Star birth can be a violent and explosive event, as dramatically illustrated in new ALMA images.
Around 500 years ago, a pair of adolescent protostars had a perilously close encounter that blasted their stellar nursery apart.
Astronomers using the Atacama Large Millimeter/submillimeter Array (ALMA) have examined the widely scattered debris from this explosive event, gaining new insights into the sometimes-fierce relationship among sibling stars.
Shortly after starting to form some 100,000 years ago, several protostars in the Orion Molecular Cloud 1 (OMC-1), a dense and active star factory about 1,400 light-years from Earth just behind the Orion Nebula, latched onto each other gravitationally and gradually drew closer together.
Eventually, two of these stars either grazed each other or collided, triggering a powerful eruption that launched other nearby protostars and hundreds of giant streamers of dust and gas into interstellar space at speeds greater than 150 kilometers per second. This cataclysmic interaction released as much energy as our Sun emits over the course of 10 million years.
Today, the remains of this spectacular explosion are visible from Earth.
“What we see in this once calm stellar nursery is a cosmic version of 4th of July firework display, with giant streamers rocketing off in all directions,” said John Bally with the University of Colorado and lead author on a paper published in the Astrophysical Journal.
Groups of stars such as those in Orion are born when a cloud of gas hundreds of times more massive than our Sun begins to collapse under its own gravity.

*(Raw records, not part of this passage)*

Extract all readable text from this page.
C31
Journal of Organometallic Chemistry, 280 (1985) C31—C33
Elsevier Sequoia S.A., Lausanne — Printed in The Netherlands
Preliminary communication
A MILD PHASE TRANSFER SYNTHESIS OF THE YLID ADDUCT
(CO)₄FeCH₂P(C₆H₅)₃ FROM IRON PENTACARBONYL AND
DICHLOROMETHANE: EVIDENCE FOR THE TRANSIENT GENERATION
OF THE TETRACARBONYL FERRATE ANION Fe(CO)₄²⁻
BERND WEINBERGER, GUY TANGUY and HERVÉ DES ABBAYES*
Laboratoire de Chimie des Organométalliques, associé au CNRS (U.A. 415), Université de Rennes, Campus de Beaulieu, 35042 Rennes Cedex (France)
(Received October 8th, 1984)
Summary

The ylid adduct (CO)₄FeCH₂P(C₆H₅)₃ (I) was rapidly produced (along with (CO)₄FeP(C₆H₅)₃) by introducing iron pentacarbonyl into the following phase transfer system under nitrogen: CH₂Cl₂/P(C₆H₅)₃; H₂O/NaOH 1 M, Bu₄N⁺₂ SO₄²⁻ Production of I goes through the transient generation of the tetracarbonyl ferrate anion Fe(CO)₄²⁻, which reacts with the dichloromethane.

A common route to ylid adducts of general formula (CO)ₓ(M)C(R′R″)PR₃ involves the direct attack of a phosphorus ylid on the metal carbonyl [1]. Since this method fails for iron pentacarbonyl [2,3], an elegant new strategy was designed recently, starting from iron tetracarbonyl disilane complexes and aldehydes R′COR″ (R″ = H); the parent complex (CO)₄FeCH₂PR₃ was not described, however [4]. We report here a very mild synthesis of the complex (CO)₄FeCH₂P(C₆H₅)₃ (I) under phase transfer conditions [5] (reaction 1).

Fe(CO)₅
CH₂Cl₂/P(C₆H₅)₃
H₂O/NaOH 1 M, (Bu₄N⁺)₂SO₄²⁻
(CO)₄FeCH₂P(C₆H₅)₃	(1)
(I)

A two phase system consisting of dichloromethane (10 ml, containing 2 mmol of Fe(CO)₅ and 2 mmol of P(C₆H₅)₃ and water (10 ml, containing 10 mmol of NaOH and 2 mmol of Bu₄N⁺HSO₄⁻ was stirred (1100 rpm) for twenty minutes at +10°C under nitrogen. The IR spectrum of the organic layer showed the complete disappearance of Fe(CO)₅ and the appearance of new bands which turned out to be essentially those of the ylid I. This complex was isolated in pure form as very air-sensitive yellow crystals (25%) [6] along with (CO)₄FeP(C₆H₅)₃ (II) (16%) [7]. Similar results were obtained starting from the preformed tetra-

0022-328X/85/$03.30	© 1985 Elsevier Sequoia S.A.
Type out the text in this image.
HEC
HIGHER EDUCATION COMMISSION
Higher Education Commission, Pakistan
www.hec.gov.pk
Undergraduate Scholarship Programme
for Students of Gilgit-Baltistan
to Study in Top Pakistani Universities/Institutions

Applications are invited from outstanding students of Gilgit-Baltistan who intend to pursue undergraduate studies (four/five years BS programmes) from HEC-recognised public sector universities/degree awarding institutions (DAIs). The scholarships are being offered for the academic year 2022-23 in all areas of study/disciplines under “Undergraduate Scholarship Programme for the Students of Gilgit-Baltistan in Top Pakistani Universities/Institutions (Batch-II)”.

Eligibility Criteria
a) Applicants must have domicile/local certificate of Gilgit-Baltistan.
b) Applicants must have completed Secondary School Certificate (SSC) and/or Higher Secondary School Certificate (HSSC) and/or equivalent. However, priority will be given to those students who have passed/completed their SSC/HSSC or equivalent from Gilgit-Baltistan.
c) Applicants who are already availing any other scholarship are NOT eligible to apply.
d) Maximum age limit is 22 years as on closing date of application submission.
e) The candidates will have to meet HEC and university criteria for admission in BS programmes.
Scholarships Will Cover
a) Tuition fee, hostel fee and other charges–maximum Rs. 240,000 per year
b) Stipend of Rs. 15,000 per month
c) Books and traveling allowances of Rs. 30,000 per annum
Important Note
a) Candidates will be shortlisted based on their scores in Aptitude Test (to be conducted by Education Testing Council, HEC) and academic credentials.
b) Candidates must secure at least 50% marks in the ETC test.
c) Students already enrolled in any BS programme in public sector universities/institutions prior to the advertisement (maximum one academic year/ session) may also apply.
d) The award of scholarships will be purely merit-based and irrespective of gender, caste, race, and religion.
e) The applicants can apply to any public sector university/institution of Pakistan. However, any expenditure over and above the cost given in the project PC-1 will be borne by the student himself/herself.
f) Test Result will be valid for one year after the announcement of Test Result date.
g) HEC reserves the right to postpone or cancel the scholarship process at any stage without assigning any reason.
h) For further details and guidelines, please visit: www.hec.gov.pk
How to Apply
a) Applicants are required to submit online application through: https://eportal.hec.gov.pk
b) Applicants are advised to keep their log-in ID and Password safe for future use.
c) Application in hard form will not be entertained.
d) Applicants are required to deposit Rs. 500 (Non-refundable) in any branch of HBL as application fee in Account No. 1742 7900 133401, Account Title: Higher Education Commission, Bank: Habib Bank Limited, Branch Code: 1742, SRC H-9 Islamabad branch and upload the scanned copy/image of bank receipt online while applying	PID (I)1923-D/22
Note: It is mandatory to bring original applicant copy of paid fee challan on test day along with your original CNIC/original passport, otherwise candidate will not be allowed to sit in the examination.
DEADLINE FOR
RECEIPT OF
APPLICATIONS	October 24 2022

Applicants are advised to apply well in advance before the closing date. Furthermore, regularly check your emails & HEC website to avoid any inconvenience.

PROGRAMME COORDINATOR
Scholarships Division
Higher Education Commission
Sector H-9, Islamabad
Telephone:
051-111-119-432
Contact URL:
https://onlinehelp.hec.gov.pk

In the densest regions, protostars form and begin to drift about randomly. Over time, this random motion can dampen, which allows some of the stars to fall toward a common center of gravity, usually dominated by a particularly large protostar. If these stars draw too close together before they drift away into the galaxy, violent interactions can occur.
According to the researchers, such explosions are expected to be relatively short lived, with the remnants like those seen by ALMA lasting only centuries.
“Though fleeting, protostellar explosions may be relatively common,” said Bally. “By destroying their parent cloud, as we see in the OMC-1, such explosions may also help to regulate the pace of star formation in these giant molecular clouds.” Bally and his team observed this feature previously with the Gemini-South telescope in Chile. These earlier images, taken in the near infrared, reveal the remarkable structure of the streamers, which extend nearly a light-year from end to end.
Hints of the explosive nature of this outflow were first uncovered in 2009 with the Submillimeter Array in Hawaii. The new ALMA data, however, provide much greater clarity, unveiling important details about the distribution and high-velocity motion of the carbon monoxide (CO) gas inside the streamers. This helps astronomers understand the underlying force of the blast and the impact such events could have on star formation across the galaxy.
“People most often associate stellar explosions with ancient stars, like a nova eruption on the surface of a decaying star or the even more spectacular supernova death of an extremely massive star,” Bally says. “ALMA has given us new insights into explosions on the other end of the stellar life cycle, star birth.”